Первая Арктическая эскадра, ядро будущего флота, шла с Балтики в Мурманск. Погода прекрасная, море спокойное, угля еще полно… Но вице-адмирал Август Францевич Унгерн нервничал. Он расхаживал по мостику, засунув руки в карманы кителя, посасывал маленькую трубку, купленную когда-то в Нагасаки и постоянно оглядывал горизонт. Что-то было не так, а что – понять он не мог. Что-то мешалось, словно камешек в ботинке – совсем как десять лет назад, когда «Мономах» только из-за взвинченных нервов капитана Унгерна не попал в японскую засаду.

– Да что с вами, Август Францевич? – не выдержал, наконец, капитан броненосца. – Может, врача позвать?

– Не стоит, – отмахнулся адмирал. – Спасибо за заботу, конечно, но врач нам скоро на своем месте понадобится.

И в тот же миг раздался крик сигнальщика:

– Дым на горизонте!
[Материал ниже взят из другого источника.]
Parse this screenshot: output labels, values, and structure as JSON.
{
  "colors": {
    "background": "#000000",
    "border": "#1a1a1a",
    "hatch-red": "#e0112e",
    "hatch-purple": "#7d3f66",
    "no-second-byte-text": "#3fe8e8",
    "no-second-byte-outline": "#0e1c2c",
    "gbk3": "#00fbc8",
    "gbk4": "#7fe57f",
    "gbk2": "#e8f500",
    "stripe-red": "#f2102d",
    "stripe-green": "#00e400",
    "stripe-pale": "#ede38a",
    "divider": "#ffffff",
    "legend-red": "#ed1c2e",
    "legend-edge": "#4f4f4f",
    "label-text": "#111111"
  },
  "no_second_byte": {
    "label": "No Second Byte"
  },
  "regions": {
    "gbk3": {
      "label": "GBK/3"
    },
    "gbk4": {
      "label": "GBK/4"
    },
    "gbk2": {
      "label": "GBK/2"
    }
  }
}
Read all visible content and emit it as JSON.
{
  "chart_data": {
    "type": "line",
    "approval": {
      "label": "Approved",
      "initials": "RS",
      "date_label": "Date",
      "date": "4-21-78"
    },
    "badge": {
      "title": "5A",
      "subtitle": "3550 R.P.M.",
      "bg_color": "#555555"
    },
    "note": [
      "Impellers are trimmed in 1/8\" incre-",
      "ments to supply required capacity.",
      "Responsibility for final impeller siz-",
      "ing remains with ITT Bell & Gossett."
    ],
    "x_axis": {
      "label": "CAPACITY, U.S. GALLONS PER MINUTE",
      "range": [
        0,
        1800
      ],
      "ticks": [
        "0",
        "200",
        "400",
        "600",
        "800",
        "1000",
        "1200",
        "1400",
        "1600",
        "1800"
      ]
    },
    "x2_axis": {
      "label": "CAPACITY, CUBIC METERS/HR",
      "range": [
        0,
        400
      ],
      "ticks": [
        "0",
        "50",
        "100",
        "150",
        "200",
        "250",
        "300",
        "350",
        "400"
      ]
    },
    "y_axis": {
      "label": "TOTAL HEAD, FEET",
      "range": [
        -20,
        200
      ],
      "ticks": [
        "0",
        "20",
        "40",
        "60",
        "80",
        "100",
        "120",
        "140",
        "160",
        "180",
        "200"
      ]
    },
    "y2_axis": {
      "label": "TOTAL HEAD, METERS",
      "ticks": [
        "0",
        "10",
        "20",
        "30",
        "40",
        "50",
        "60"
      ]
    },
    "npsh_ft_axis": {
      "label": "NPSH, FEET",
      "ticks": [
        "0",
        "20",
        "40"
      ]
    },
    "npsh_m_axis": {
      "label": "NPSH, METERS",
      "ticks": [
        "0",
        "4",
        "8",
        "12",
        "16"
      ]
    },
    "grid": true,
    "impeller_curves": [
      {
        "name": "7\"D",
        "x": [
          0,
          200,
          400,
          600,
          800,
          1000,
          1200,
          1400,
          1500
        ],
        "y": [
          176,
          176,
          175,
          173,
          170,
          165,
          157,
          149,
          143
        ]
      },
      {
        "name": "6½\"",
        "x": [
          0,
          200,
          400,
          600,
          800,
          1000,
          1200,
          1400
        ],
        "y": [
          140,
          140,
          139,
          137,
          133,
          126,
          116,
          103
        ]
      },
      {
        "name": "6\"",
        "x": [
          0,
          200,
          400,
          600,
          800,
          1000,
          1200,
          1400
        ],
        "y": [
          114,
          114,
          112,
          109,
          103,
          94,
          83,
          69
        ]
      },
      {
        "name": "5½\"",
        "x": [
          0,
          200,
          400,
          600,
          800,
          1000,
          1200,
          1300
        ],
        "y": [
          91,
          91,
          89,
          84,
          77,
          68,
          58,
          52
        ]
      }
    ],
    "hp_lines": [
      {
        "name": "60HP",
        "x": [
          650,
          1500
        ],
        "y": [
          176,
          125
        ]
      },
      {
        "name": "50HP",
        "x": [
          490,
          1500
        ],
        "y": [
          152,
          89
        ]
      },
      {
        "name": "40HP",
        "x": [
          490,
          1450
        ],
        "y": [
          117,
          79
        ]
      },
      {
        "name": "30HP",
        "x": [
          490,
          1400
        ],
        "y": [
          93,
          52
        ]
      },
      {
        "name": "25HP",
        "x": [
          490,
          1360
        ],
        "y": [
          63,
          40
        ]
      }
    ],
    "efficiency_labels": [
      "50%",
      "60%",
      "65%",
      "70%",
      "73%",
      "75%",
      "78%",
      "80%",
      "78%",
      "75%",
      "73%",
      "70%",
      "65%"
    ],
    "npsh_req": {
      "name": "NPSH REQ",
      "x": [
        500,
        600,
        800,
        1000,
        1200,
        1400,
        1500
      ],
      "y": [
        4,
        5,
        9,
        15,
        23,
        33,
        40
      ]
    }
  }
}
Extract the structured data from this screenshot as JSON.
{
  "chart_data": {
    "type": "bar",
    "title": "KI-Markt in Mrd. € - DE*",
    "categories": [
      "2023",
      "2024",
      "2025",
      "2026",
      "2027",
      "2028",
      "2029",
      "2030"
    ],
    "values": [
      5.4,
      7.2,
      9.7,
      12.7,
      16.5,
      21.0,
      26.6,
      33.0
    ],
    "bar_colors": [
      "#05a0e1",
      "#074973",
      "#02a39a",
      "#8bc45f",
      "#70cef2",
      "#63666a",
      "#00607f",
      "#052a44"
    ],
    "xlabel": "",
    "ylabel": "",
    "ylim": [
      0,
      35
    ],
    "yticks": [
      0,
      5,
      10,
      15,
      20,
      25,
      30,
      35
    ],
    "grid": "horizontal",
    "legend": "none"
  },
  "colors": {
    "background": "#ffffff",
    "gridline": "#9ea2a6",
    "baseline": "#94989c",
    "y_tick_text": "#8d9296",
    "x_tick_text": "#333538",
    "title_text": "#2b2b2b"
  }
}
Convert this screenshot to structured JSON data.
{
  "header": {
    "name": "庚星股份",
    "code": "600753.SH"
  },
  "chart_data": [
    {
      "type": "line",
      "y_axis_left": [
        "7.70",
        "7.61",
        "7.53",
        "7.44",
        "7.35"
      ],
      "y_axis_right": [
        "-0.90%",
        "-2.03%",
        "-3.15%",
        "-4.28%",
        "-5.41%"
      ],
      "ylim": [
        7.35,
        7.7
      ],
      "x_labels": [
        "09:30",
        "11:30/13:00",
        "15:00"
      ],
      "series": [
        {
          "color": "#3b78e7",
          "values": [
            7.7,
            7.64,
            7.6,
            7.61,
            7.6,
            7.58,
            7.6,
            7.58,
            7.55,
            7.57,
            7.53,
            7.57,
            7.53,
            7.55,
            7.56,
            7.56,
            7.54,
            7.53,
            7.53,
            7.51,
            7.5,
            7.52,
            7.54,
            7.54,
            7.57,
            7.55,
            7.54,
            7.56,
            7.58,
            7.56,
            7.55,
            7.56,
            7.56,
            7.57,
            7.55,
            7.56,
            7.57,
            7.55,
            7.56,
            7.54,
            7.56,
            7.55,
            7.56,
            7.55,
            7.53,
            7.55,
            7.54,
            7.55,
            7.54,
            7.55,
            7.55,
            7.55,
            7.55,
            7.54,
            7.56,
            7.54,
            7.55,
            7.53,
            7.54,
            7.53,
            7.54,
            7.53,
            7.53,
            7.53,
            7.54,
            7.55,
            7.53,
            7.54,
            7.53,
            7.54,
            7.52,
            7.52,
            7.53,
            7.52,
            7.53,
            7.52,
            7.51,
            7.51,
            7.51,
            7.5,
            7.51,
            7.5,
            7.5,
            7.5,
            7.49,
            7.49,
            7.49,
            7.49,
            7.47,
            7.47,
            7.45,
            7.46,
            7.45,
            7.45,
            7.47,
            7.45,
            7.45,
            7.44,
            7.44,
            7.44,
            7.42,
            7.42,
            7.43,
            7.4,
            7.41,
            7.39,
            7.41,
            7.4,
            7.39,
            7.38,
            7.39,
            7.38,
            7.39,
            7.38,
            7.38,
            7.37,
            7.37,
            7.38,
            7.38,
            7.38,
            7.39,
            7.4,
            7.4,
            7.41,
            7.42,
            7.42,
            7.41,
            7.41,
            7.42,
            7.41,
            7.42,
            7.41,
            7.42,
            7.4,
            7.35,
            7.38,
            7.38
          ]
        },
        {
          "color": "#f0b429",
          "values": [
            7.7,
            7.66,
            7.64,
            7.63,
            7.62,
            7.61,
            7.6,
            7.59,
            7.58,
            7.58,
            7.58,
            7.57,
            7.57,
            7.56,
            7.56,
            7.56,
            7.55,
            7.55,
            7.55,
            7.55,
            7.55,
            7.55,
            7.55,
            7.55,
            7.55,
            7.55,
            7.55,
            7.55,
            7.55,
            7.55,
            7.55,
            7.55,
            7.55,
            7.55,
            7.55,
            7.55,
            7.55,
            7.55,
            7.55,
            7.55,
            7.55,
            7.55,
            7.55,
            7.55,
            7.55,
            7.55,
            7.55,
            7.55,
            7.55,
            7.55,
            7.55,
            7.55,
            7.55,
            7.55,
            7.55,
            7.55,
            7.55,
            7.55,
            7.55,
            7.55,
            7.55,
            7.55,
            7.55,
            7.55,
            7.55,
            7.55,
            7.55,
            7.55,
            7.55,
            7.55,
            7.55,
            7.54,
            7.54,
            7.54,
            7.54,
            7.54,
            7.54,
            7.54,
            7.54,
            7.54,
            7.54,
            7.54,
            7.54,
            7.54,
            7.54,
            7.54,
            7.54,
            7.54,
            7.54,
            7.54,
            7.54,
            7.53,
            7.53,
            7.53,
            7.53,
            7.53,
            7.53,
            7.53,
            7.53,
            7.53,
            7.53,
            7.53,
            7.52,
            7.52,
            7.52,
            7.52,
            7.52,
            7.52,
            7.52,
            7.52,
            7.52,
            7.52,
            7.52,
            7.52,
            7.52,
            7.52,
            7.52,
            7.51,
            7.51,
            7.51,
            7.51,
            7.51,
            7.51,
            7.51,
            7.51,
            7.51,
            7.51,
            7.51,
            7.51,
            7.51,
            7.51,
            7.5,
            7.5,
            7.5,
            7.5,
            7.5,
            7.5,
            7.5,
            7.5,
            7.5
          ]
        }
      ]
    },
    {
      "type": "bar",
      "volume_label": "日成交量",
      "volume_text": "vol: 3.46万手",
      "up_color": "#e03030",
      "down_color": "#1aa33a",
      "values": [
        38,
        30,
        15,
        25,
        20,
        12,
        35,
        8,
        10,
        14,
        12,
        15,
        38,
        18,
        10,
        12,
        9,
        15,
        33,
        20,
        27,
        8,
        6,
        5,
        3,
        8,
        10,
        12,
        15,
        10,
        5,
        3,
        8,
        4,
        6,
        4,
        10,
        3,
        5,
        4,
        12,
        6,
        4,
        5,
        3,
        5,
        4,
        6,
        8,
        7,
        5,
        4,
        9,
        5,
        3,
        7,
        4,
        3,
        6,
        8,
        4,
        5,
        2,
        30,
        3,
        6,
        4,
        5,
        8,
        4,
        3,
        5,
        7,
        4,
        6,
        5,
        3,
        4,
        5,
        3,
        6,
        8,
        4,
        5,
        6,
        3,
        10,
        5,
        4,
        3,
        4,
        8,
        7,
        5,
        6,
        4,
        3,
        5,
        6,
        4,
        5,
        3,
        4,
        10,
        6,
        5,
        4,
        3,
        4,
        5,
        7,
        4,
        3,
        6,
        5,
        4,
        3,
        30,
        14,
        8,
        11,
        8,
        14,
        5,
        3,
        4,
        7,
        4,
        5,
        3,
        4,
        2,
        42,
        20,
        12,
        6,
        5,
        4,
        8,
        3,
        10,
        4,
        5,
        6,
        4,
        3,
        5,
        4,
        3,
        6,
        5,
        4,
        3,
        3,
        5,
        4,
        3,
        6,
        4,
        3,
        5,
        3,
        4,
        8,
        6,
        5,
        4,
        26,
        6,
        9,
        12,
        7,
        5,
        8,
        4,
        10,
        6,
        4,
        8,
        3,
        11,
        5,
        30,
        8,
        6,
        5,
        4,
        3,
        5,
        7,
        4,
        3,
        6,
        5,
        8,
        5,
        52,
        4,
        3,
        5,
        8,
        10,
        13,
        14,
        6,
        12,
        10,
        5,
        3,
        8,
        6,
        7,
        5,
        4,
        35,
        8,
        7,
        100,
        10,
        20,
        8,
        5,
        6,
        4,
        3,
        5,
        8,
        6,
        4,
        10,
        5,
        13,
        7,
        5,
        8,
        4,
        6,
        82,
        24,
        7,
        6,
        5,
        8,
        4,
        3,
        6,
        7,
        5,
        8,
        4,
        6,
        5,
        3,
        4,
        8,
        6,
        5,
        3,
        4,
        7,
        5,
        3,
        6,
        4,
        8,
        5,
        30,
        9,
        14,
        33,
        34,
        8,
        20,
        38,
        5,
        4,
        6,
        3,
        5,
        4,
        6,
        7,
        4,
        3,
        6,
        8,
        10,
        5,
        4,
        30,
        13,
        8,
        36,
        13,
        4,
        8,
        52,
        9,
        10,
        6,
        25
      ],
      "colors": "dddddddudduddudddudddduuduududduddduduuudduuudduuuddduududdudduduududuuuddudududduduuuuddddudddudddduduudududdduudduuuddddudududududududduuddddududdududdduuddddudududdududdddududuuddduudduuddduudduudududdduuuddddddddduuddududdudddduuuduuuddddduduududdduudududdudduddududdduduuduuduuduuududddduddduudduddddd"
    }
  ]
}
Не меньше трех кораблей! Приближаются!

– Передайте по эскадре: корабли к бою готовить. И пусть «Пылкий» отойдет от эскадры и наблюдает за боем. Если что-то случиться – немедленно идти в ближайший порт и отправить отчет в Петербург, – приказал Унгерн.

– Вы уверены?

– Капитан Воронцов, – вздохнул Унгерн, – присмотритесь, эти дымы уже хорошо видно. И вы и сами можете заметить, что они выглядят несколько непривычно, особенно те два. И я вам даже больше скажу – это дым от нефти. А мы не слышали ни об одном боевом корабле с нефтяными котлами. И если их прятали…

Унгерн рассчитывал на то, что у эскадры есть минут десять. Оказалось – всего пять, и первые снаряды, упавшие неприятно близко от флагмана, явно не были двенадцатидюймовыми…

И тогда адмиралу стало действительно страшно. Ни один флот не имел орудий с калибром больше двенадцати дюймов и с такой чудовищной дальностью и меткостью. Их собственным орудиям придется молчать еще несколько минут… или рискнуть?

– Стволы на максимальное возвышение, усиленный заряд, огонь открывать по готовности! – И Унгерн снова поднял бинокль, игнорируя взлетающие рядом столбы разрывов. Наконец-то он смог рассмотреть врага… И это было немыслимо. Этих кораблей просто не могло существовать… Но они были и вели огонь.

Огромные – раза в полтора больше любого броненосца, с единственной трубой, с четырьмя башнями главного калибра и невероятно быстрые. Куда быстрее даже эсминцев, за исключением разве что «Новика»… Впрочем, один из этой четверки немного отличался – у него было три башни, но зато с тремя орудиями. Еще два корабля, державшиеся в тени «старших братьев» были поменьше, имели всего две башни – правда, опять-таки трехорудийных – и пока что молчали. Правда, от этого было не легче…

Постоянное метание позволило сблизиться с неизвестным врагом на дистанцию огня почти без потерь – потерявший от близкого разрыва руль и винты «Рюрик» не в счет – и хоть как-то ответить. И пусть двенадцатидюймовые снаряды бессильно рвались на броне, однажды «Императрице Екатерине» удалось попасть в палубу одного из монстров, повредив башню среднего калибра. Конечно, враг им не пользовался, наглядно демонстрируя правильность кое-каких новых идей, но все равно, это был хоть какой-то результат.